John D McDonald – Travis McGee 07 Darker Than Amber

“McGee, all meat and reflexes.”

“And illusion. One of the last of the romantics, trying to make himself believe he’s the cynical beach bum who has it made. You permit yourself the luxury of making moral judgments, Travis, in a world that tells us man’s will is the product of background and environment. You think you’re opportunistic and flexible as all hell, but they’d have to kill you before they could bend you. That kind of rigidity is both strength and weakness.”

“Aren’t you swinging a little wild tonight, Prof?”

He stuck a fist against a huge and shuddering yawn. “I guess so. A funny hunch that Miss Jane Doe is very bad news. And I’ve seen how you take on problems. You get deeply involved. You bleed a little. Indignation makes you take nutty risks. All that splendid ironic detachment goes all to hell when you detect a dragon off in the bushes somewhere. I wouldn’t want you to get the same professional kind of attention she got. I’d miss you. Where would I find another pigeon who gets clobbered by the queen’s gambit? Or knows how to lead Meyer to the fat snook. Good night, pigeon.”

After I had made my nest on the big yellow couch in the lounge and put the lights out, I forgave Meyer for prodding me with his parlor psychology. He’d depicted me as a little too much of a gullible ass. Sometimes, sure, I’d identified a little too closely with a customer, and when you couldn’t help them, it could leave a lasting bruise. But I have been there and back time after time, and had my ticket punched. No matter how much I despised the fat cats who devise legal ways of stealing, I had learned not to give them any odds-on chances of puncturing the brown hide of McGee. It had happened enough times to teach me that in spite of the miracles of modern medicine, hospitals are places where they hurt you, and that when you hurt enough the cold sweat rolls off you and the world goes black. I knew I had some parts nobody could replace if they got smashed, and once deep in the wormy comfort of the grave there would be no chance to identify with the gullible ones, or any chance to nip in and snatch the meat out of the jaws of the fat cats.

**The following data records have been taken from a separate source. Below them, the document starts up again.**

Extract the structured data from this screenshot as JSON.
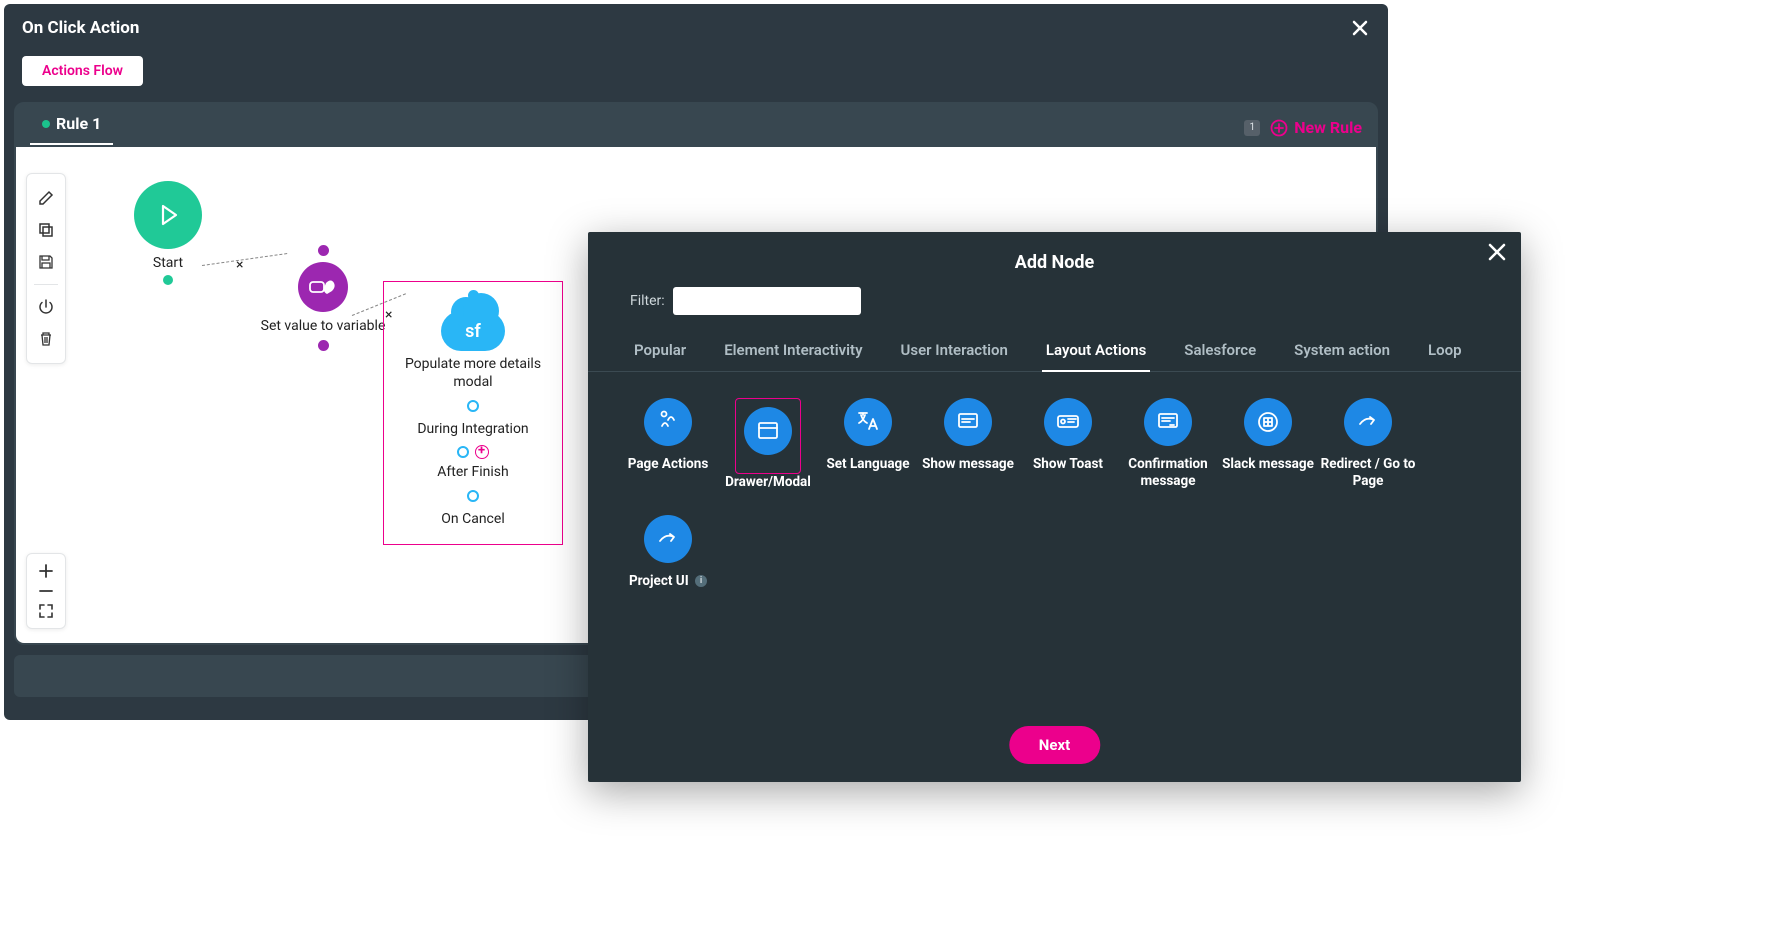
{
  "header": {
    "title": "On Click Action",
    "pill": "Actions Flow"
  },
  "rulebar": {
    "tab": "Rule 1",
    "counter": "1",
    "new": "New Rule"
  },
  "flow": {
    "start": "Start",
    "variable": "Set value to variable",
    "sf_title": "Populate more details modal",
    "during": "During Integration",
    "after": "After Finish",
    "cancel": "On Cancel",
    "cloud": "sf"
  },
  "panel": {
    "title": "Add Node",
    "filter_label": "Filter:",
    "filter_value": "",
    "tabs": [
      "Popular",
      "Element Interactivity",
      "User Interaction",
      "Layout Actions",
      "Salesforce",
      "System action",
      "Loop"
    ],
    "active_tab": "Layout Actions",
    "items": [
      {
        "label": "Page Actions",
        "icon": "run"
      },
      {
        "label": "Drawer/Modal",
        "icon": "drawer",
        "selected": true
      },
      {
        "label": "Set Language",
        "icon": "lang"
      },
      {
        "label": "Show message",
        "icon": "msg"
      },
      {
        "label": "Show Toast",
        "icon": "toast"
      },
      {
        "label": "Confirmation message",
        "icon": "confirm"
      },
      {
        "label": "Slack message",
        "icon": "slack"
      },
      {
        "label": "Redirect / Go to Page",
        "icon": "redirect"
      },
      {
        "label": "Project UI",
        "icon": "project",
        "info": true
      }
    ],
    "next": "Next"
  }
}
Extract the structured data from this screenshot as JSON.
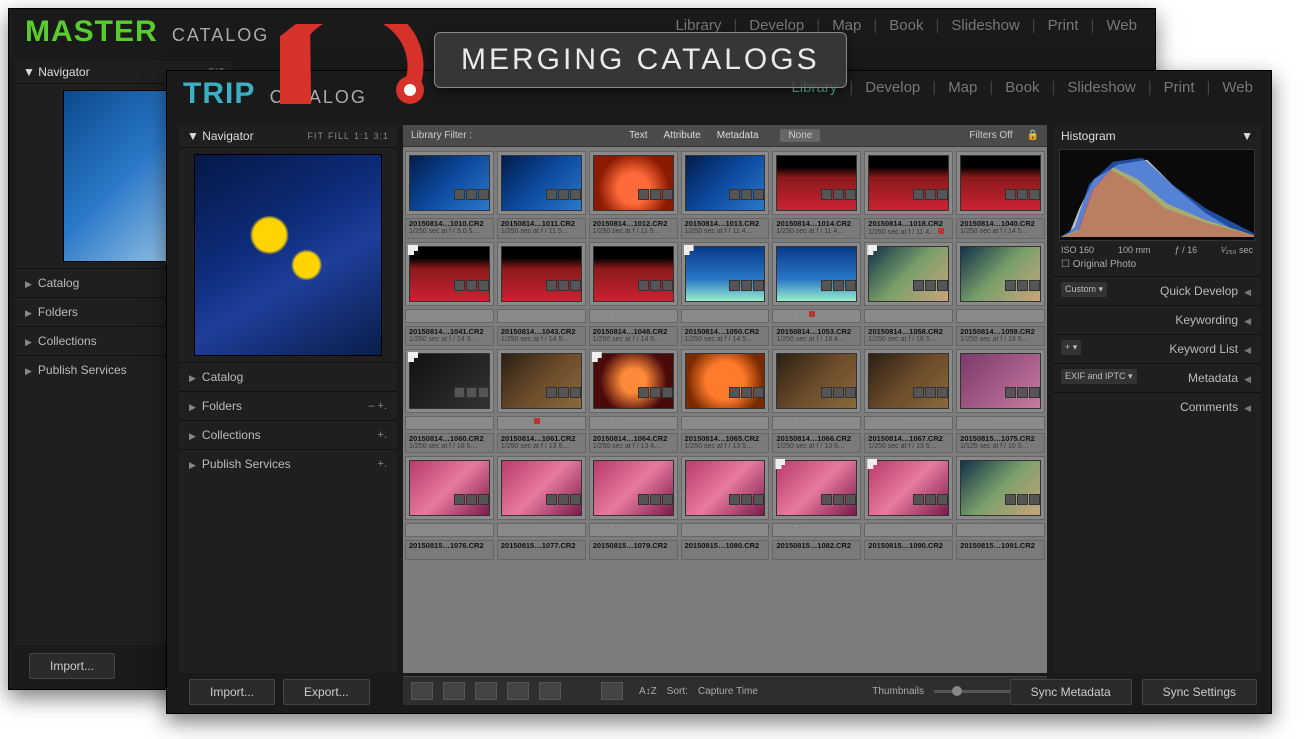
{
  "overlay": {
    "banner": "MERGING CATALOGS"
  },
  "master": {
    "title_big": "MASTER",
    "title_small": "CATALOG",
    "module_nav": [
      "Library",
      "Develop",
      "Map",
      "Book",
      "Slideshow",
      "Print",
      "Web"
    ],
    "navigator": {
      "label": "Navigator",
      "opts": [
        "FIT"
      ]
    },
    "left_sections": [
      "Catalog",
      "Folders",
      "Collections",
      "Publish Services"
    ],
    "import_btn": "Import..."
  },
  "trip": {
    "title_big": "TRIP",
    "title_small": "CATALOG",
    "module_nav": [
      "Library",
      "Develop",
      "Map",
      "Book",
      "Slideshow",
      "Print",
      "Web"
    ],
    "module_active": "Library",
    "navigator": {
      "label": "Navigator",
      "opts": [
        "FIT",
        "FILL",
        "1:1",
        "3:1"
      ]
    },
    "left_sections": [
      {
        "label": "Catalog",
        "pm": ""
      },
      {
        "label": "Folders",
        "pm": "–  +."
      },
      {
        "label": "Collections",
        "pm": "+."
      },
      {
        "label": "Publish Services",
        "pm": "+."
      }
    ],
    "import_btn": "Import...",
    "export_btn": "Export...",
    "filterbar": {
      "label": "Library Filter :",
      "items": [
        "Text",
        "Attribute",
        "Metadata"
      ],
      "none": "None",
      "filters_off": "Filters Off"
    },
    "toolbar": {
      "sort_label": "Sort:",
      "sort_value": "Capture Time",
      "thumbs_label": "Thumbnails"
    },
    "right": {
      "histogram_label": "Histogram",
      "histo_meta": [
        "ISO 160",
        "100 mm",
        "ƒ / 16",
        "¹⁄₂₅₀ sec"
      ],
      "orig": "Original Photo",
      "sections": [
        {
          "tag": "Custom",
          "label": "Quick Develop"
        },
        {
          "tag": "",
          "label": "Keywording"
        },
        {
          "tag": "+",
          "label": "Keyword List"
        },
        {
          "tag": "EXIF and IPTC",
          "label": "Metadata"
        },
        {
          "tag": "",
          "label": "Comments"
        }
      ],
      "sync_meta": "Sync Metadata",
      "sync_set": "Sync Settings"
    },
    "grid": [
      {
        "kind": "thumbs",
        "cells": [
          {
            "cls": "c-blue"
          },
          {
            "cls": "c-blue"
          },
          {
            "cls": "c-red"
          },
          {
            "cls": "c-blue"
          },
          {
            "cls": "c-redfan"
          },
          {
            "cls": "c-redfan"
          },
          {
            "cls": "c-redfan"
          }
        ]
      },
      {
        "kind": "caption",
        "cells": [
          {
            "fn": "20150814…1010.CR2",
            "ex": "1/250 sec at f / 9.0   5…"
          },
          {
            "fn": "20150814…1011.CR2",
            "ex": "1/250 sec at f / 11    5…"
          },
          {
            "fn": "20150814…1012.CR2",
            "ex": "1/250 sec at f / 11    5…"
          },
          {
            "fn": "20150814…1013.CR2",
            "ex": "1/250 sec at f / 11    4…"
          },
          {
            "fn": "20150814…1014.CR2",
            "ex": "1/250 sec at f / 11    4…"
          },
          {
            "fn": "20150814…1018.CR2",
            "ex": "1/250 sec at f / 11    4…",
            "red": true
          },
          {
            "fn": "20150814…1040.CR2",
            "ex": "1/250 sec at f / 14    5…"
          }
        ]
      },
      {
        "kind": "thumbs",
        "cells": [
          {
            "cls": "c-redfan",
            "flag": true
          },
          {
            "cls": "c-redfan"
          },
          {
            "cls": "c-redfan"
          },
          {
            "cls": "c-underblue",
            "flag": true
          },
          {
            "cls": "c-underblue"
          },
          {
            "cls": "c-corals",
            "flag": true
          },
          {
            "cls": "c-corals"
          }
        ]
      },
      {
        "kind": "dots",
        "cells": [
          {
            "red": false
          },
          {
            "red": false
          },
          {
            "red": false
          },
          {
            "red": false
          },
          {
            "red": true
          },
          {
            "red": false
          },
          {
            "red": false
          }
        ]
      },
      {
        "kind": "caption",
        "cells": [
          {
            "fn": "20150814…1041.CR2",
            "ex": "1/250 sec at f / 14    3…"
          },
          {
            "fn": "20150814…1043.CR2",
            "ex": "1/250 sec at f / 14    5…"
          },
          {
            "fn": "20150814…1048.CR2",
            "ex": "1/250 sec at f / 14    5…"
          },
          {
            "fn": "20150814…1050.CR2",
            "ex": "1/250 sec at f / 14    5…"
          },
          {
            "fn": "20150814…1053.CR2",
            "ex": "1/250 sec at f / 18    4…"
          },
          {
            "fn": "20150814…1058.CR2",
            "ex": "1/250 sec at f / 18    5…"
          },
          {
            "fn": "20150814…1059.CR2",
            "ex": "1/250 sec at f / 18    5…"
          }
        ]
      },
      {
        "kind": "thumbs",
        "cells": [
          {
            "cls": "c-dark",
            "flag": true
          },
          {
            "cls": "c-brown"
          },
          {
            "cls": "c-star",
            "flag": true
          },
          {
            "cls": "c-orange"
          },
          {
            "cls": "c-brown"
          },
          {
            "cls": "c-brown"
          },
          {
            "cls": "c-mag"
          }
        ]
      },
      {
        "kind": "dots",
        "cells": [
          {
            "red": false
          },
          {
            "red": true
          },
          {
            "red": false
          },
          {
            "red": false
          },
          {
            "red": false
          },
          {
            "red": false
          },
          {
            "red": false
          }
        ]
      },
      {
        "kind": "caption",
        "cells": [
          {
            "fn": "20150814…1060.CR2",
            "ex": "1/250 sec at f / 18    5…"
          },
          {
            "fn": "20150814…1061.CR2",
            "ex": "1/250 sec at f / 13    5…"
          },
          {
            "fn": "20150814…1064.CR2",
            "ex": "1/250 sec at f / 13    4…"
          },
          {
            "fn": "20150814…1065.CR2",
            "ex": "1/250 sec at f / 13    5…"
          },
          {
            "fn": "20150814…1066.CR2",
            "ex": "1/250 sec at f / 13    5…"
          },
          {
            "fn": "20150814…1067.CR2",
            "ex": "1/250 sec at f / 13    5…"
          },
          {
            "fn": "20150815…1075.CR2",
            "ex": "1/125 sec at f / 10    5…"
          }
        ]
      },
      {
        "kind": "thumbs",
        "cells": [
          {
            "cls": "c-pink"
          },
          {
            "cls": "c-pink"
          },
          {
            "cls": "c-pink"
          },
          {
            "cls": "c-pink"
          },
          {
            "cls": "c-pink",
            "flag": true
          },
          {
            "cls": "c-pink",
            "flag": true
          },
          {
            "cls": "c-corals"
          }
        ]
      },
      {
        "kind": "dots",
        "cells": [
          {},
          {},
          {},
          {},
          {},
          {},
          {}
        ]
      },
      {
        "kind": "caption",
        "cells": [
          {
            "fn": "20150815…1076.CR2",
            "ex": ""
          },
          {
            "fn": "20150815…1077.CR2",
            "ex": ""
          },
          {
            "fn": "20150815…1079.CR2",
            "ex": ""
          },
          {
            "fn": "20150815…1080.CR2",
            "ex": ""
          },
          {
            "fn": "20150815…1082.CR2",
            "ex": ""
          },
          {
            "fn": "20150815…1090.CR2",
            "ex": ""
          },
          {
            "fn": "20150815…1091.CR2",
            "ex": ""
          }
        ]
      }
    ]
  }
}
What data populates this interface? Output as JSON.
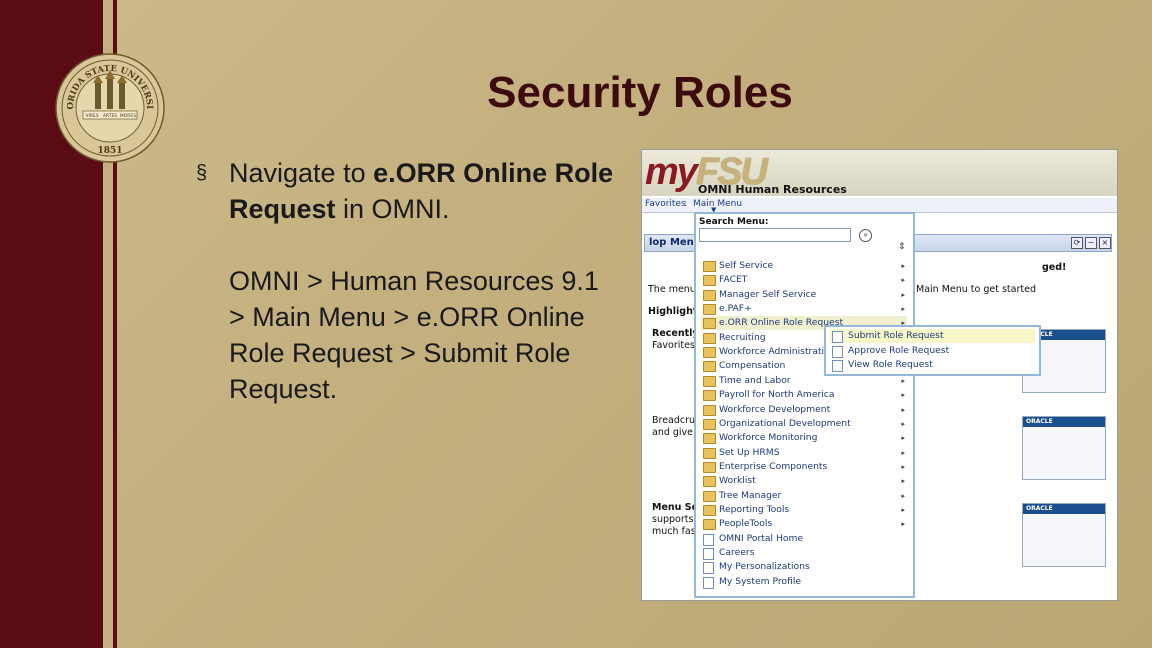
{
  "slide": {
    "title": "Security Roles",
    "bullet_mark": "§",
    "bullet_plain_1": "Navigate to ",
    "bullet_bold": "e.ORR Online Role Request",
    "bullet_plain_2": " in OMNI.",
    "path": "OMNI > Human Resources 9.1 > Main Menu > e.ORR Online Role Request > Submit Role Request.",
    "seal": {
      "top_text": "FLORIDA STATE UNIVERSITY",
      "year": "1851",
      "banner_left": "VIRES",
      "banner_mid": "ARTES",
      "banner_right": "MORES"
    }
  },
  "app": {
    "logo_my": "my",
    "logo_fsu": "FSU",
    "subtitle": "OMNI Human Resources",
    "nav": {
      "favorites": "Favorites",
      "main_menu": "Main Menu"
    },
    "pagelet_title": "lop Menu",
    "search_menu_label": "Search Menu:",
    "background": {
      "greeting_end": "ged!",
      "the_menu": "The menu",
      "get_started": "Main Menu to get started",
      "highlights": "Highlights",
      "recently": "Recently",
      "favorites": "Favorites",
      "breadcrumbs": "Breadcru",
      "and_give": "and give y",
      "menu_se": "Menu Se",
      "supports": "supports",
      "much_fast": "much fas",
      "oracle": "ORACLE"
    },
    "menu_items": [
      {
        "label": "Self Service",
        "type": "folder",
        "arrow": true
      },
      {
        "label": "FACET",
        "type": "folder",
        "arrow": true
      },
      {
        "label": "Manager Self Service",
        "type": "folder",
        "arrow": true
      },
      {
        "label": "e.PAF+",
        "type": "folder",
        "arrow": true
      },
      {
        "label": "e.ORR Online Role Request",
        "type": "folder",
        "arrow": true,
        "highlight": true
      },
      {
        "label": "Recruiting",
        "type": "folder",
        "arrow": true
      },
      {
        "label": "Workforce Administration",
        "type": "folder",
        "arrow": true
      },
      {
        "label": "Compensation",
        "type": "folder",
        "arrow": true
      },
      {
        "label": "Time and Labor",
        "type": "folder",
        "arrow": true
      },
      {
        "label": "Payroll for North America",
        "type": "folder",
        "arrow": true
      },
      {
        "label": "Workforce Development",
        "type": "folder",
        "arrow": true
      },
      {
        "label": "Organizational Development",
        "type": "folder",
        "arrow": true
      },
      {
        "label": "Workforce Monitoring",
        "type": "folder",
        "arrow": true
      },
      {
        "label": "Set Up HRMS",
        "type": "folder",
        "arrow": true
      },
      {
        "label": "Enterprise Components",
        "type": "folder",
        "arrow": true
      },
      {
        "label": "Worklist",
        "type": "folder",
        "arrow": true
      },
      {
        "label": "Tree Manager",
        "type": "folder",
        "arrow": true
      },
      {
        "label": "Reporting Tools",
        "type": "folder",
        "arrow": true
      },
      {
        "label": "PeopleTools",
        "type": "folder",
        "arrow": true
      },
      {
        "label": "OMNI Portal Home",
        "type": "doc",
        "arrow": false
      },
      {
        "label": "Careers",
        "type": "doc",
        "arrow": false
      },
      {
        "label": "My Personalizations",
        "type": "doc",
        "arrow": false
      },
      {
        "label": "My System Profile",
        "type": "doc",
        "arrow": false
      }
    ],
    "submenu_items": [
      {
        "label": "Submit Role Request",
        "highlight": true
      },
      {
        "label": "Approve Role Request",
        "highlight": false
      },
      {
        "label": "View Role Request",
        "highlight": false
      }
    ]
  },
  "colors": {
    "garnet": "#5a0b14",
    "gold": "#c4b07e",
    "title": "#3d0a0e",
    "link": "#1e3a7a"
  }
}
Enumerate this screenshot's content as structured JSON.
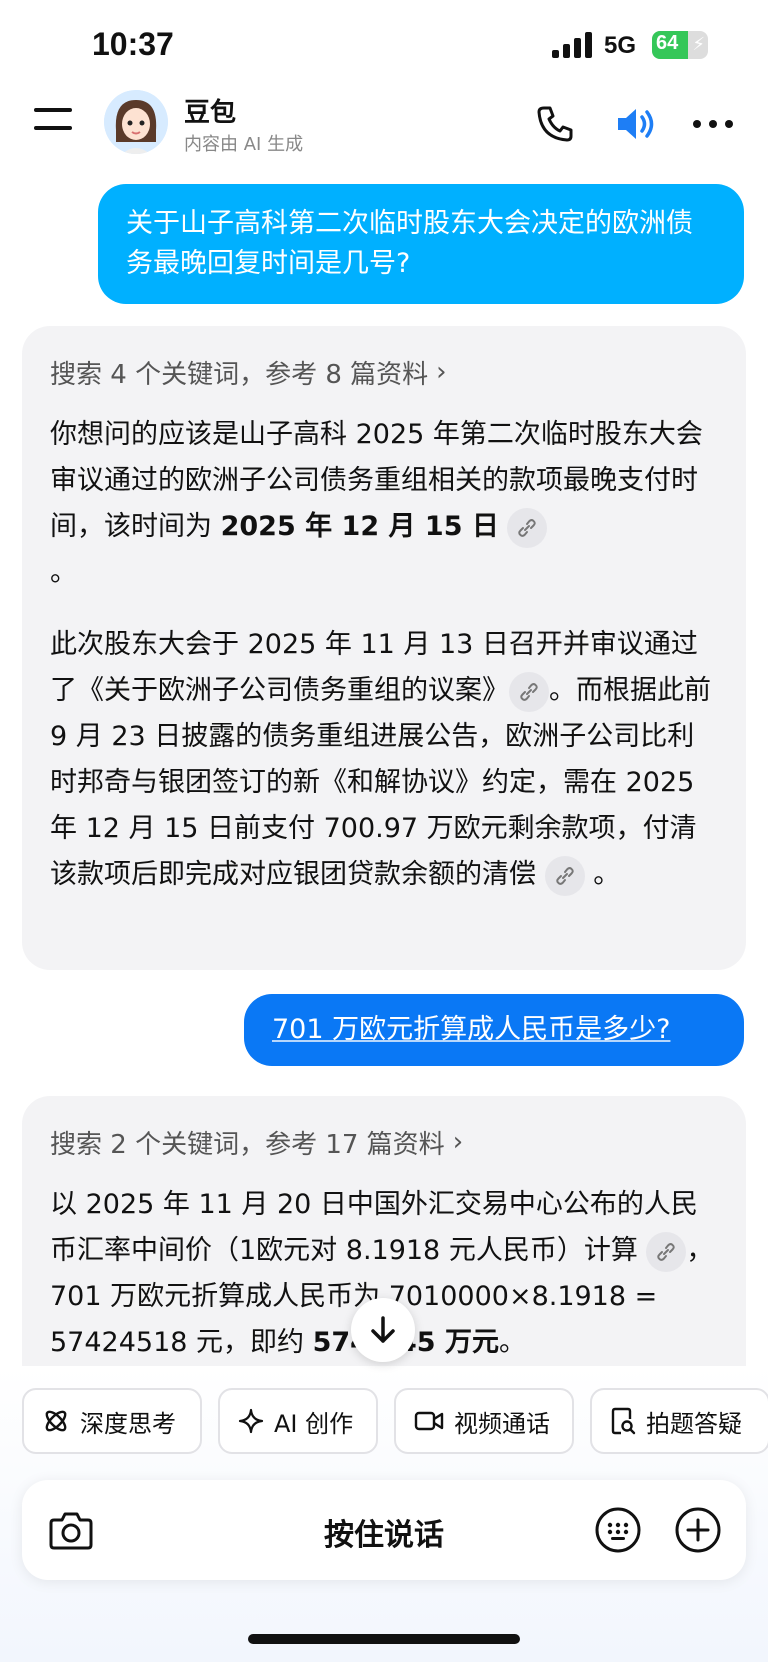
{
  "status_bar": {
    "time": "10:37",
    "network": "5G",
    "battery": "64",
    "battery_level": 0.64
  },
  "header": {
    "bot_name": "豆包",
    "bot_subtitle": "内容由 AI 生成"
  },
  "messages": [
    {
      "role": "user",
      "text": "关于山子高科第二次临时股东大会决定的欧洲债务最晚回复时间是几号?"
    },
    {
      "role": "assistant",
      "search_summary": "搜索 4 个关键词，参考 8 篇资料",
      "p1_text": "你想问的应该是山子高科 2025 年第二次临时股东大会审议通过的欧洲子公司债务重组相关的款项最晚支付时间，该时间为 ",
      "p1_bold": "2025 年 12 月 15 日",
      "p1_end": "。",
      "p2_a": "此次股东大会于 2025 年 11 月 13 日召开并审议通过了《关于欧洲子公司债务重组的议案》",
      "p2_b": "。而根据此前 9 月 23 日披露的债务重组进展公告，欧洲子公司比利时邦奇与银团签订的新《和解协议》约定，需在 2025 年 12 月 15 日前支付 700.97 万欧元剩余款项，付清该款项后即完成对应银团贷款余额的清偿",
      "p2_end": "。"
    },
    {
      "role": "user",
      "text": "701 万欧元折算成人民币是多少?"
    },
    {
      "role": "assistant",
      "search_summary": "搜索 2 个关键词，参考 17 篇资料",
      "p1_a": "以 2025 年 11 月 20 日中国外汇交易中心公布的人民币汇率中间价（1欧元对 8.1918 元人民币）计算",
      "p1_b": "，701 万欧元折算成人民币为 7010000×8.1918 = 57424518 元，即约 ",
      "p1_bold": "5742.45 万元",
      "p1_end": "。"
    }
  ],
  "quick_actions": [
    "深度思考",
    "AI 创作",
    "视频通话",
    "拍题答疑"
  ],
  "input": {
    "hold_to_talk": "按住说话"
  },
  "icons": [
    "menu-icon",
    "phone-icon",
    "speaker-icon",
    "more-icon",
    "link-icon",
    "scroll-down-icon",
    "camera-icon",
    "keyboard-icon",
    "plus-icon"
  ],
  "colors": {
    "user_bubble_1": "#00b0ff",
    "user_bubble_2": "#0a78f5",
    "accent_speaker": "#1e7ef5",
    "battery": "#35c759"
  }
}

The dead-eyed cookie was not likely to elicit any warmth and sympathy from the McGee, or send him off in any galloping charge to recover the magic grail. Besides, I had enough bread for months of joyful leisure, for cruising, beachcombing, getting happily plotzed with good friends, disporting with the trim little jolly sandy-rumped beach kittens, slaying gutsy denizens of the deep blue, and slipping the needle into every phony who happened into my path. When it came time to embark on the next profitable crusade, it would be for the sake of someone considerably more helpless than our Eurasian Jane Doe.

But those certainly were fantastic legs. I started mousing around the galley early, certain both boat guests were asleep. It startled me when Meyer came aboard. He came onto the stern deck and knocked softly on the lounge door. I went and opened it for him.

“Lock yourself out? Why?”

“For the same reason I got up and buttoned the whole boat up after you’d sacked out last night. I started wondering if anybody could have stayed on the bridge to make sure she stayed down. Not likely. But it’s not a bit of trouble to lock up.”

“Where have you been, Meyer?”

“A morning stroll. The view from the bridge. About two miles there and two miles back. That adds up to a six-egg breakfast. I wanted to confirm some guesses.”

“Such as?”

“It sounded to me as if they took off in the direction of Miami. The tire marks check out. They swerved over onto the wrong side of the bridge to jettison their sweet cargo. Skid marks. And then more skid marks where they scratched off and swerved back into their own lane. They stopped fairly near this end of the bridge, and it has enough center rise so they couldn’t see the road behind them while stopped. But from the top of the rise you have a good straight shot for about four miles south. And, from where they dumped her over, you can see a good mile straight ahead. With their lights out, nobody coming from the direction of Marathon would notice them on the wrong side of the bridge. But they had to know it would be clear enough. So I walked further and, about two hundred yards south of the bridge, the shoulder is so wide you can park there and see around the bridge. Tires had mashed the grass down.”